8. 86ed from Sunshine
As skateboarders in America, we generally don’t have an easy time in public spaces. Except at Sunshine Cinemas, which was Europe inside of a box, in that it tolerated all of the things European countries allow in public spaces (including skateboards…and…you know.) Shout out to Maria Davis and Mad Wednesdays, because this is why we don’t have anything: skate premieres got labeled unwelcome this year unless you fork over a massive security deposit due to…let’s not get into it.
Thanks for putting up with our shit all these years, Sunshine.
7. Plug
After spending the decade as skateboarding’s most oft-bitten video franchise, Bronze scaled back the nineties web iconography and #deepyoutube finds to bring the world its most straightforward project since Sognar + the first Phil Rodriguez part since Caviar.
6. A Victory for Straight [fucking] Ledges
We spent the better part of the period when New York knobbed a skatepark lobbying for better quality of ledges in this city. Five years later, it paid off. The Fat Kid Skatepark contains four of exactly what we asked for: borderline carbon copies of the now defunct Seaport 4.0 ledges, right down to the same exact ground.
Bonus Mini Five — Best #musicsupervison of 2016
– Rod Stewart – “Don’t You Think I’m Sexy” in “Faces” by Ben Chadourne.
– Letta Mbulu – “Normalizo” in Landon Avramovic’s Antisocial Video part [the most I’ve ever used Shazam watching a skate video.]

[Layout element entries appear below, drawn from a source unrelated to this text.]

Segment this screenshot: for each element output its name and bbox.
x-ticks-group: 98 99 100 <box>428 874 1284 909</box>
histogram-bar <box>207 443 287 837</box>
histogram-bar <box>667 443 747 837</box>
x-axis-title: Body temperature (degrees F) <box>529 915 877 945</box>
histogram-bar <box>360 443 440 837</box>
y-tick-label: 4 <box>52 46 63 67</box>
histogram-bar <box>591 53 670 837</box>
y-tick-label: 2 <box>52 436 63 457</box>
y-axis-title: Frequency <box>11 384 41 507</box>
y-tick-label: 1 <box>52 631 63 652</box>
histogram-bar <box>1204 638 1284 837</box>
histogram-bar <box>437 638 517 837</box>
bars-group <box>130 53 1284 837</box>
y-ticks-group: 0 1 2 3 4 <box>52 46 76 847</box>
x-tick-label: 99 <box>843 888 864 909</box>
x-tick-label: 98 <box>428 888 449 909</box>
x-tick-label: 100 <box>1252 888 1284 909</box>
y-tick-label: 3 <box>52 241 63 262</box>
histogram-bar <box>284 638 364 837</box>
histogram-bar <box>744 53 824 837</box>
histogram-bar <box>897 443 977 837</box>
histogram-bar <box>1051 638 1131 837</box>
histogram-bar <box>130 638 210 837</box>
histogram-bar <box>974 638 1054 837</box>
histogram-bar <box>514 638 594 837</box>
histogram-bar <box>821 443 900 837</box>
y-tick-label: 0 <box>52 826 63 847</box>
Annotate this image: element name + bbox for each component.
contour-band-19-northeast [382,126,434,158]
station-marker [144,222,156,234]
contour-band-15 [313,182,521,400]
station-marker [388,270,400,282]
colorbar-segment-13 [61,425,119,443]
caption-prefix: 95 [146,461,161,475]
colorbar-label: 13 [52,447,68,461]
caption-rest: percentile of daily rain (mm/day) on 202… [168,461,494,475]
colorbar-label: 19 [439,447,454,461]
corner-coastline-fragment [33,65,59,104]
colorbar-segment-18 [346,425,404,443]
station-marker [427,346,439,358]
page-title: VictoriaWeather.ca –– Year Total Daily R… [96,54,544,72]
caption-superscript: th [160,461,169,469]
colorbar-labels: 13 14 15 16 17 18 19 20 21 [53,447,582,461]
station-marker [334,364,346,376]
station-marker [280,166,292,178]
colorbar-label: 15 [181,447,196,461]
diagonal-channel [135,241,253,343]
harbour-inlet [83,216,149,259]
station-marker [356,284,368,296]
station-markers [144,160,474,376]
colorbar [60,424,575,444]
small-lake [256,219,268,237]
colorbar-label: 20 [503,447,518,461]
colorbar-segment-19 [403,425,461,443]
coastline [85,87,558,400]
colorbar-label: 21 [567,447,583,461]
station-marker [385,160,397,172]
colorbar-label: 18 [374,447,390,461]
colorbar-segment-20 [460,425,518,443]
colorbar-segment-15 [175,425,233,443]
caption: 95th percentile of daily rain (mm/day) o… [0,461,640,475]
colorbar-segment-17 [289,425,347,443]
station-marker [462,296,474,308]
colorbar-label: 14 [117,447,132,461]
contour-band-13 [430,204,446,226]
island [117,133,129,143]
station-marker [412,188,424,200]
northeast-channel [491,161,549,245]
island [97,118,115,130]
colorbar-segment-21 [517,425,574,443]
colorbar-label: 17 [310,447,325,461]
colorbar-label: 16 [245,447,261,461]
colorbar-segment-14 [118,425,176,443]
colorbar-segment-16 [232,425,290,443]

– Fabolous – “So Into You” in Tyler Warren’s Antisocial Video part
– Vince Guaraldi Trio – “Linus And Lucy” A.K.A. Pat Duffy’s Secondhand Smoke song in Genesis Evans’ Twisted Illusions part [time machine x2]
– Ross From Friends – “Talk To Me You’ll Understand” in Yaje Popson’s DANY part [can you believe we’re only three years removed from the un-ironic-ization of Daft Punk that — along with Palace videos — ultimately opened the floodgates to #skatevideohouse.]